StarHub combines data of cable TV viewers and mobile users for targeted advertising

 Your cable TV operator knows when you turn on your favourite National Geographic or sports channels, as well as the websites you visit on your StarHub mobile phone. -- PHOTO: BLOOMBERG
 Your cable TV operator knows when you turn on your favourite National Geographic or sports channels, as well as the websites you visit on your StarHub mobile phone. -- PHOTO: BLOOMBERG

SINGAPORE - StarHub can tell if a household watches National Geographic or sports channels, as well as the websites that its occupants visit on their StarHub mobile phones. These are all tracked.

The information is being fed into a big machine to churn out household profiles, now used to offer targeted marketing to companies that advertise on StarHub's cable TV platform.

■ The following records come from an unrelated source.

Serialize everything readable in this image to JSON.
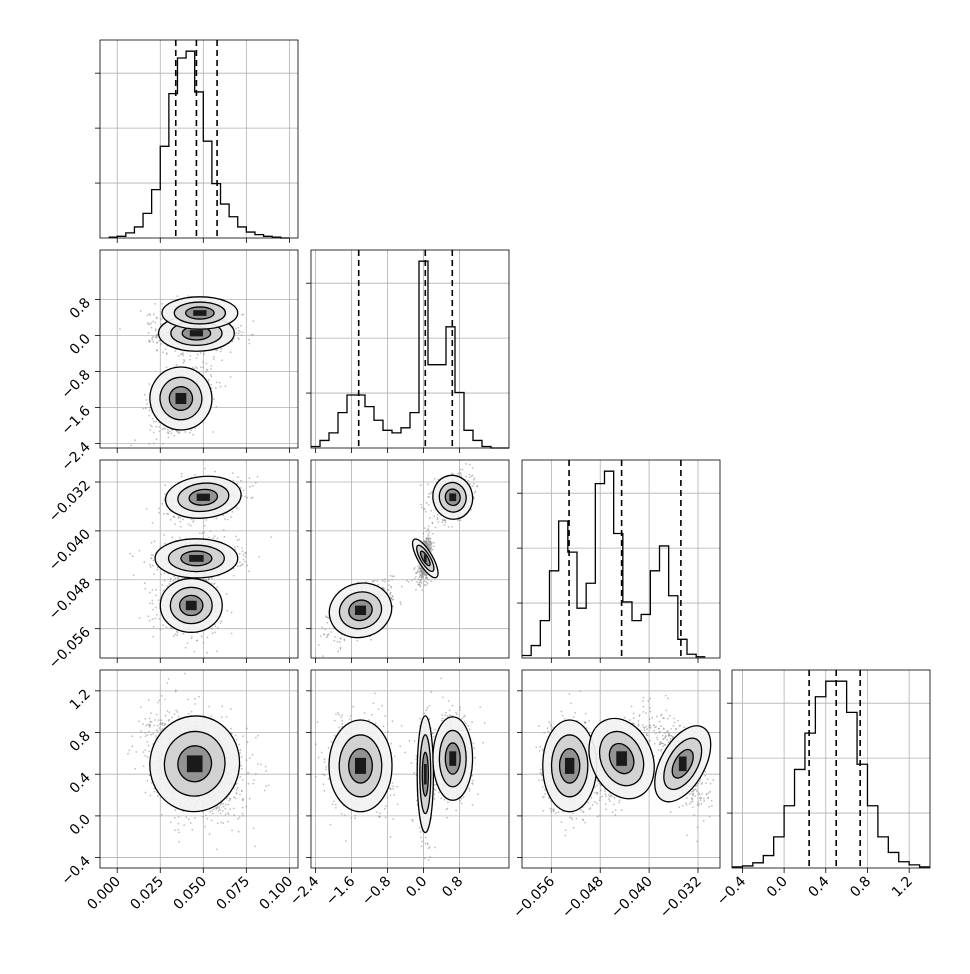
{
  "chart_data": {
    "type": "corner",
    "grid": true,
    "colors": {
      "points": "#8c8c8c",
      "line": "#000000",
      "grid": "#b0b0b0"
    },
    "params": [
      {
        "range": [
          -0.01,
          0.105
        ],
        "ticks": [
          0.0,
          0.025,
          0.05,
          0.075,
          0.1
        ],
        "tick_labels": [
          "0.000",
          "0.025",
          "0.050",
          "0.075",
          "0.100"
        ]
      },
      {
        "range": [
          -2.5,
          1.9
        ],
        "ticks": [
          -2.4,
          -1.6,
          -0.8,
          0.0,
          0.8
        ],
        "tick_labels": [
          "−2.4",
          "−1.6",
          "−0.8",
          "0.0",
          "0.8"
        ]
      },
      {
        "range": [
          -0.0608,
          -0.0284
        ],
        "ticks": [
          -0.056,
          -0.048,
          -0.04,
          -0.032
        ],
        "tick_labels": [
          "−0.056",
          "−0.048",
          "−0.040",
          "−0.032"
        ]
      },
      {
        "range": [
          -0.5,
          1.4
        ],
        "ticks": [
          -0.4,
          0.0,
          0.4,
          0.8,
          1.2
        ],
        "tick_labels": [
          "−0.4",
          "0.0",
          "0.4",
          "0.8",
          "1.2"
        ]
      }
    ],
    "histograms": [
      {
        "param": 0,
        "bin_edges": [
          -0.005,
          0.0,
          0.005,
          0.01,
          0.015,
          0.02,
          0.025,
          0.03,
          0.035,
          0.04,
          0.045,
          0.05,
          0.055,
          0.06,
          0.065,
          0.07,
          0.075,
          0.08,
          0.085,
          0.09,
          0.095,
          0.1
        ],
        "counts": [
          1,
          2,
          6,
          13,
          29,
          57,
          108,
          170,
          212,
          220,
          172,
          114,
          64,
          40,
          25,
          13,
          7,
          4,
          2,
          1,
          0
        ],
        "quantiles": [
          0.034,
          0.046,
          0.058
        ]
      },
      {
        "param": 1,
        "bin_edges": [
          -2.5,
          -2.3,
          -2.1,
          -1.9,
          -1.7,
          -1.5,
          -1.3,
          -1.1,
          -0.9,
          -0.7,
          -0.5,
          -0.3,
          -0.1,
          0.1,
          0.3,
          0.5,
          0.7,
          0.9,
          1.1,
          1.3,
          1.5,
          1.7,
          1.9
        ],
        "counts": [
          3,
          15,
          30,
          70,
          105,
          105,
          82,
          55,
          35,
          30,
          40,
          70,
          370,
          165,
          165,
          240,
          110,
          35,
          15,
          3,
          0,
          0
        ],
        "quantiles": [
          -1.44,
          0.04,
          0.64
        ]
      },
      {
        "param": 2,
        "bin_edges": [
          -0.0608,
          -0.0593,
          -0.0578,
          -0.0563,
          -0.0548,
          -0.0533,
          -0.0518,
          -0.0503,
          -0.0488,
          -0.0473,
          -0.0458,
          -0.0443,
          -0.0428,
          -0.0413,
          -0.0398,
          -0.0383,
          -0.0368,
          -0.0353,
          -0.0338,
          -0.0323,
          -0.0308
        ],
        "counts": [
          4,
          20,
          60,
          140,
          220,
          170,
          80,
          120,
          280,
          300,
          200,
          90,
          60,
          70,
          140,
          180,
          100,
          30,
          6,
          2
        ],
        "quantiles": [
          -0.0531,
          -0.0445,
          -0.0348
        ]
      },
      {
        "param": 3,
        "bin_edges": [
          -0.5,
          -0.4,
          -0.3,
          -0.2,
          -0.1,
          0.0,
          0.1,
          0.2,
          0.3,
          0.4,
          0.5,
          0.6,
          0.7,
          0.8,
          0.9,
          1.0,
          1.1,
          1.2,
          1.3,
          1.4
        ],
        "counts": [
          1,
          2,
          5,
          12,
          30,
          60,
          95,
          130,
          165,
          180,
          180,
          150,
          100,
          60,
          30,
          15,
          6,
          3,
          1
        ],
        "quantiles": [
          0.24,
          0.5,
          0.73
        ]
      }
    ],
    "scatter_clusters": [
      {
        "x": 0,
        "y": 1,
        "components": [
          {
            "mu": [
              0.046,
              0.05
            ],
            "sd": [
              0.011,
              0.2
            ],
            "rho": 0.0,
            "w": 0.55
          },
          {
            "mu": [
              0.048,
              0.5
            ],
            "sd": [
              0.011,
              0.18
            ],
            "rho": 0.0,
            "w": 0.1
          },
          {
            "mu": [
              0.037,
              -1.4
            ],
            "sd": [
              0.009,
              0.35
            ],
            "rho": 0.3,
            "w": 0.35
          }
        ]
      },
      {
        "x": 0,
        "y": 2,
        "components": [
          {
            "mu": [
              0.05,
              -0.0345
            ],
            "sd": [
              0.011,
              0.0017
            ],
            "rho": 0.3,
            "w": 0.33
          },
          {
            "mu": [
              0.046,
              -0.0445
            ],
            "sd": [
              0.012,
              0.0016
            ],
            "rho": 0.0,
            "w": 0.34
          },
          {
            "mu": [
              0.043,
              -0.0522
            ],
            "sd": [
              0.009,
              0.0022
            ],
            "rho": 0.0,
            "w": 0.33
          }
        ]
      },
      {
        "x": 1,
        "y": 2,
        "components": [
          {
            "mu": [
              -1.4,
              -0.053
            ],
            "sd": [
              0.35,
              0.0022
            ],
            "rho": 0.6,
            "w": 0.35
          },
          {
            "mu": [
              0.04,
              -0.0445
            ],
            "sd": [
              0.08,
              0.0018
            ],
            "rho": 0.4,
            "w": 0.3
          },
          {
            "mu": [
              0.65,
              -0.0345
            ],
            "sd": [
              0.22,
              0.0018
            ],
            "rho": 0.3,
            "w": 0.35
          }
        ]
      },
      {
        "x": 0,
        "y": 3,
        "components": [
          {
            "mu": [
              0.045,
              0.5
            ],
            "sd": [
              0.013,
              0.23
            ],
            "rho": -0.25,
            "w": 1.0
          }
        ]
      },
      {
        "x": 1,
        "y": 3,
        "components": [
          {
            "mu": [
              -1.4,
              0.48
            ],
            "sd": [
              0.35,
              0.22
            ],
            "rho": 0.0,
            "w": 0.35
          },
          {
            "mu": [
              0.04,
              0.4
            ],
            "sd": [
              0.09,
              0.28
            ],
            "rho": 0.0,
            "w": 0.3
          },
          {
            "mu": [
              0.65,
              0.55
            ],
            "sd": [
              0.22,
              0.2
            ],
            "rho": 0.0,
            "w": 0.35
          }
        ]
      },
      {
        "x": 2,
        "y": 3,
        "components": [
          {
            "mu": [
              -0.053,
              0.48
            ],
            "sd": [
              0.0022,
              0.22
            ],
            "rho": 0.0,
            "w": 0.35
          },
          {
            "mu": [
              -0.0445,
              0.55
            ],
            "sd": [
              0.0025,
              0.2
            ],
            "rho": 0.6,
            "w": 0.35
          },
          {
            "mu": [
              -0.0345,
              0.5
            ],
            "sd": [
              0.0018,
              0.2
            ],
            "rho": -0.6,
            "w": 0.3
          }
        ]
      }
    ]
  }
}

On Friday, StarHub announced the launch of Smart Targeting to help advertisers get better marketing results.

"Better audience segmentation will help advertisers better engage customers cross platforms - whether through mobile apps, Web banners, TV spots or electronic direct mailers," said Ms Germaine Ng-Ferguson, StarHub's general manager of integrated solutions and analysis. "In the end, consumers get more relevant advertising."

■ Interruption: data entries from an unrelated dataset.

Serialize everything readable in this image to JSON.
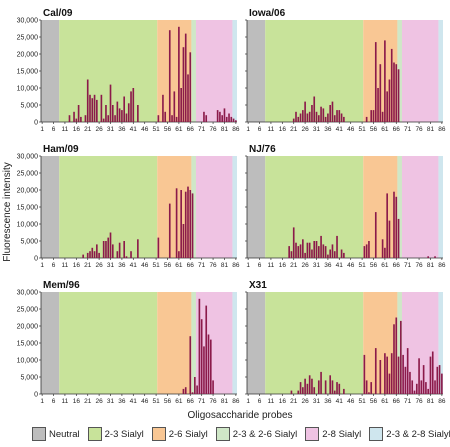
{
  "chart_data": {
    "type": "bar",
    "ylabel": "Fluorescence intensity",
    "xlabel": "Oligosaccharide probes",
    "ylim": [
      0,
      30000
    ],
    "yticks": [
      "0",
      "5,000",
      "10,000",
      "15,000",
      "20,000",
      "25,000",
      "30,000"
    ],
    "xticks": [
      "1",
      "6",
      "11",
      "16",
      "21",
      "26",
      "31",
      "36",
      "41",
      "46",
      "51",
      "56",
      "61",
      "66",
      "71",
      "76",
      "81",
      "86"
    ],
    "n_probes": 86,
    "regions": [
      {
        "name": "Neutral",
        "from": 1,
        "to": 8,
        "color": "#bdbdbd"
      },
      {
        "name": "2-3 Sialyl",
        "from": 9,
        "to": 51,
        "color": "#c8e39a"
      },
      {
        "name": "2-6 Sialyl",
        "from": 52,
        "to": 66,
        "color": "#f9c794"
      },
      {
        "name": "2-3 & 2-6 Sialyl",
        "from": 67,
        "to": 68,
        "color": "#cfe7c7"
      },
      {
        "name": "2-8 Sialyl",
        "from": 69,
        "to": 84,
        "color": "#efc3e3"
      },
      {
        "name": "2-3 & 2-8 Sialyl",
        "from": 85,
        "to": 86,
        "color": "#cfe6ee"
      }
    ],
    "bar_color": "#8b1a4a",
    "panels": [
      {
        "label": "Cal/09",
        "values": [
          0,
          0,
          0,
          0,
          0,
          0,
          0,
          0,
          0,
          0,
          0,
          0,
          2000,
          0,
          3000,
          1000,
          5000,
          1500,
          0,
          2000,
          12500,
          8000,
          7000,
          8000,
          6500,
          0,
          8000,
          1000,
          5000,
          2000,
          11000,
          5000,
          2000,
          6000,
          4000,
          3500,
          7500,
          2500,
          5500,
          9000,
          10000,
          0,
          5000,
          0,
          0,
          0,
          0,
          0,
          0,
          0,
          0,
          2000,
          0,
          8000,
          3000,
          0,
          27000,
          2000,
          9000,
          1500,
          28000,
          10000,
          22000,
          26000,
          14000,
          20500,
          0,
          0,
          0,
          0,
          0,
          3000,
          2000,
          0,
          0,
          0,
          0,
          3500,
          3000,
          2000,
          4000,
          1500,
          2500,
          1500,
          1000,
          500
        ]
      },
      {
        "label": "Iowa/06",
        "values": [
          0,
          0,
          0,
          0,
          0,
          0,
          0,
          0,
          0,
          0,
          0,
          0,
          0,
          0,
          0,
          0,
          0,
          0,
          0,
          0,
          1000,
          3000,
          1500,
          2500,
          3500,
          6000,
          2500,
          3000,
          5000,
          7500,
          3000,
          2000,
          4500,
          4000,
          1500,
          2500,
          5000,
          6000,
          2000,
          3500,
          3500,
          2500,
          1500,
          0,
          0,
          0,
          0,
          0,
          0,
          0,
          0,
          0,
          1500,
          0,
          3500,
          3500,
          23500,
          10000,
          17000,
          3000,
          24000,
          9000,
          12500,
          21500,
          17500,
          17000,
          15500,
          0,
          0,
          0,
          0,
          0,
          0,
          0,
          0,
          0,
          0,
          0,
          0,
          0,
          0,
          0,
          0,
          0,
          0,
          0
        ]
      },
      {
        "label": "Ham/09",
        "values": [
          0,
          0,
          0,
          0,
          0,
          0,
          0,
          0,
          0,
          0,
          0,
          0,
          0,
          0,
          0,
          0,
          0,
          0,
          1000,
          0,
          1500,
          2000,
          3000,
          2000,
          4000,
          1500,
          0,
          5000,
          5000,
          6000,
          7500,
          4000,
          0,
          2000,
          4500,
          0,
          5000,
          500,
          0,
          2000,
          0,
          0,
          5500,
          0,
          0,
          0,
          0,
          0,
          0,
          0,
          0,
          6000,
          0,
          0,
          0,
          0,
          16000,
          0,
          0,
          20500,
          2000,
          20000,
          10000,
          19500,
          21000,
          20000,
          19000,
          0,
          0,
          0,
          0,
          0,
          0,
          0,
          0,
          0,
          0,
          0,
          0,
          0,
          0,
          0,
          0,
          0,
          0,
          0
        ]
      },
      {
        "label": "NJ/76",
        "values": [
          0,
          0,
          0,
          0,
          0,
          0,
          0,
          0,
          0,
          0,
          0,
          0,
          0,
          0,
          0,
          0,
          0,
          0,
          3500,
          2000,
          9000,
          4500,
          3500,
          4000,
          5500,
          1500,
          4500,
          4500,
          2500,
          5000,
          5000,
          3500,
          6500,
          4000,
          3500,
          1000,
          2500,
          4000,
          2000,
          6500,
          0,
          2500,
          1500,
          0,
          0,
          0,
          0,
          0,
          0,
          0,
          0,
          3500,
          4000,
          5000,
          0,
          0,
          13500,
          0,
          0,
          5500,
          3000,
          19000,
          11000,
          0,
          19500,
          18000,
          11500,
          0,
          0,
          0,
          0,
          0,
          0,
          0,
          0,
          0,
          0,
          0,
          0,
          500,
          0,
          0,
          500,
          0,
          0,
          0
        ]
      },
      {
        "label": "Mem/96",
        "values": [
          0,
          0,
          0,
          0,
          0,
          0,
          0,
          0,
          0,
          0,
          0,
          0,
          0,
          0,
          0,
          0,
          0,
          0,
          0,
          0,
          0,
          0,
          0,
          0,
          0,
          0,
          0,
          0,
          0,
          0,
          0,
          0,
          0,
          0,
          0,
          0,
          0,
          0,
          0,
          0,
          0,
          0,
          0,
          0,
          0,
          0,
          0,
          0,
          0,
          0,
          0,
          0,
          0,
          0,
          0,
          0,
          0,
          0,
          0,
          0,
          0,
          0,
          1500,
          2000,
          0,
          17000,
          500,
          5000,
          2500,
          28000,
          22000,
          14000,
          26000,
          17500,
          16000,
          4000,
          0,
          0,
          0,
          0,
          0,
          0,
          0,
          0,
          0,
          0
        ]
      },
      {
        "label": "X31",
        "values": [
          0,
          0,
          0,
          0,
          0,
          0,
          0,
          0,
          0,
          0,
          0,
          0,
          0,
          0,
          0,
          0,
          0,
          0,
          0,
          1000,
          0,
          0,
          1000,
          3500,
          2000,
          4500,
          3000,
          5500,
          4500,
          2000,
          0,
          4000,
          6500,
          0,
          4000,
          0,
          5500,
          4000,
          1000,
          3500,
          3000,
          0,
          1500,
          0,
          0,
          0,
          0,
          0,
          0,
          0,
          0,
          11500,
          4000,
          500,
          3500,
          0,
          13500,
          0,
          10000,
          0,
          12000,
          11000,
          6000,
          12000,
          20500,
          22500,
          11000,
          21500,
          11500,
          8000,
          13500,
          6500,
          4000,
          1000,
          3000,
          10500,
          4000,
          8500,
          3500,
          1500,
          11000,
          12500,
          4000,
          8000,
          8500,
          6000
        ]
      }
    ],
    "legend": [
      "Neutral",
      "2-3 Sialyl",
      "2-6 Sialyl",
      "2-3 & 2-6 Sialyl",
      "2-8 Sialyl",
      "2-3 & 2-8 Sialyl"
    ]
  }
}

For instance, consumers are clustered anonymously under categories like fashionista, tech optimist or sports enthusiast, she added. This is similar to how Web giants such as Google and Amazon market to their customers and website visitors.

On privacy concerns, StarHub says it does not share customers' personal information with third parties. People's personal data such as names, addresses and mobile numbers are also not accessed and used.

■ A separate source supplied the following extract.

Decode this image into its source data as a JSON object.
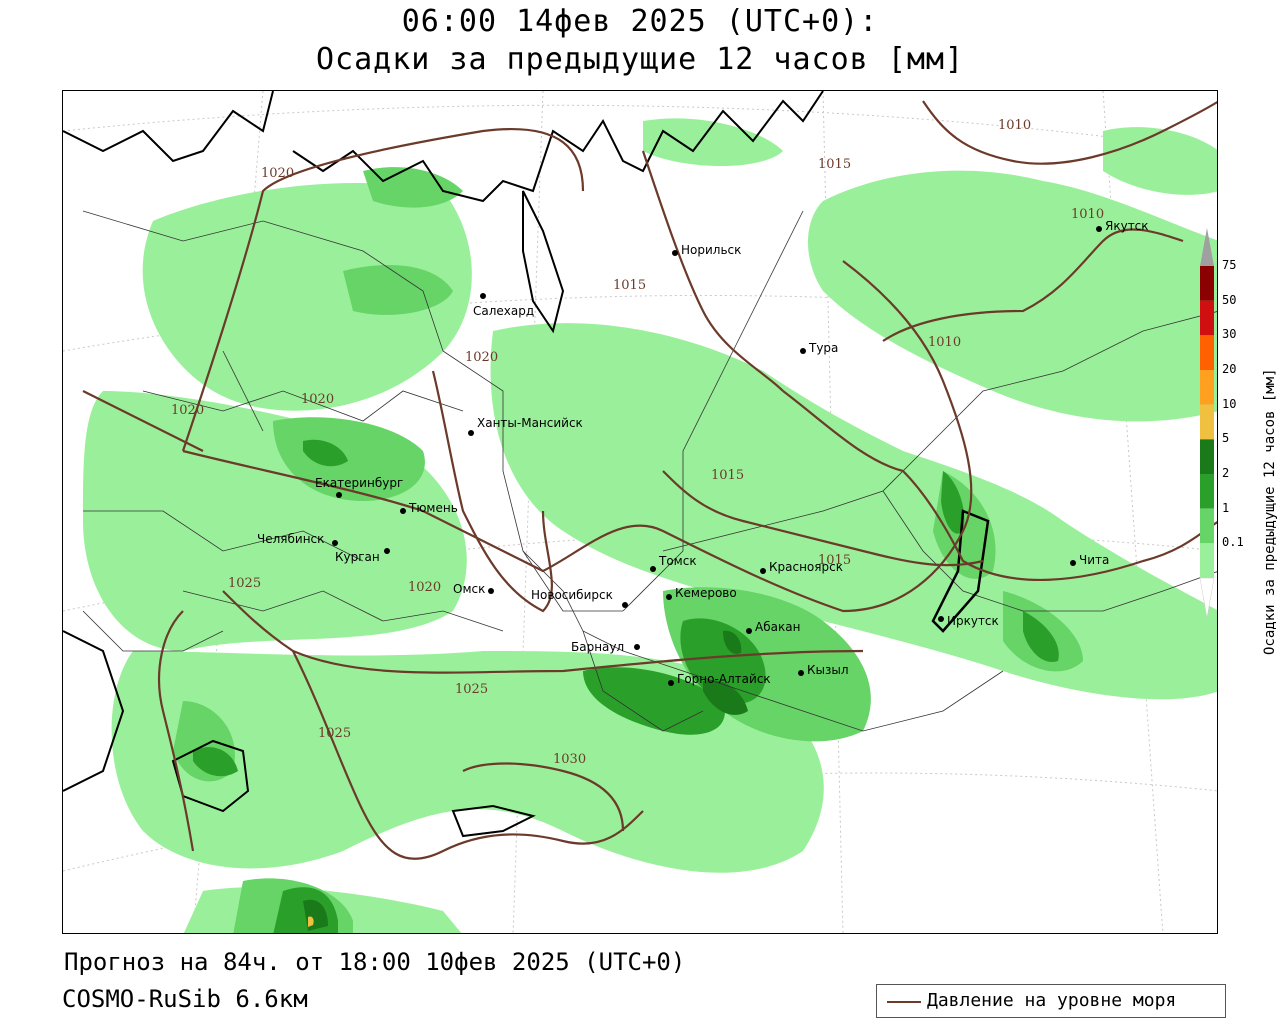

The viewing patterns of StarHub's 535,000 cable TV customers are captured by the cable TV set-top box installed in homes. This is combined with mobile users' surfing habits - for the first time.

In 2012, StarHub announced a research initiative dubbed SmartHub funded by the National Research Foundation to study consumer behaviour. The first project was with the Orchard Road Business Association (Orba) to understand the locations and demographics of visitors to Orchard Road. But the project did not take off as Orba backed out.

Now, StarHub is working directly with malls and venue operators, which it declined to name, to better understand foot traffic.

StarHub is also working with the Land Transport Authority, technology firm IBM and transport operator SMRT to crunch huge amounts of data to make sense of commuters' movements and travel patterns. The two-year initiative, announced in June, aims to improve the management of incidents such as breakdowns or emergencies on the public transport network.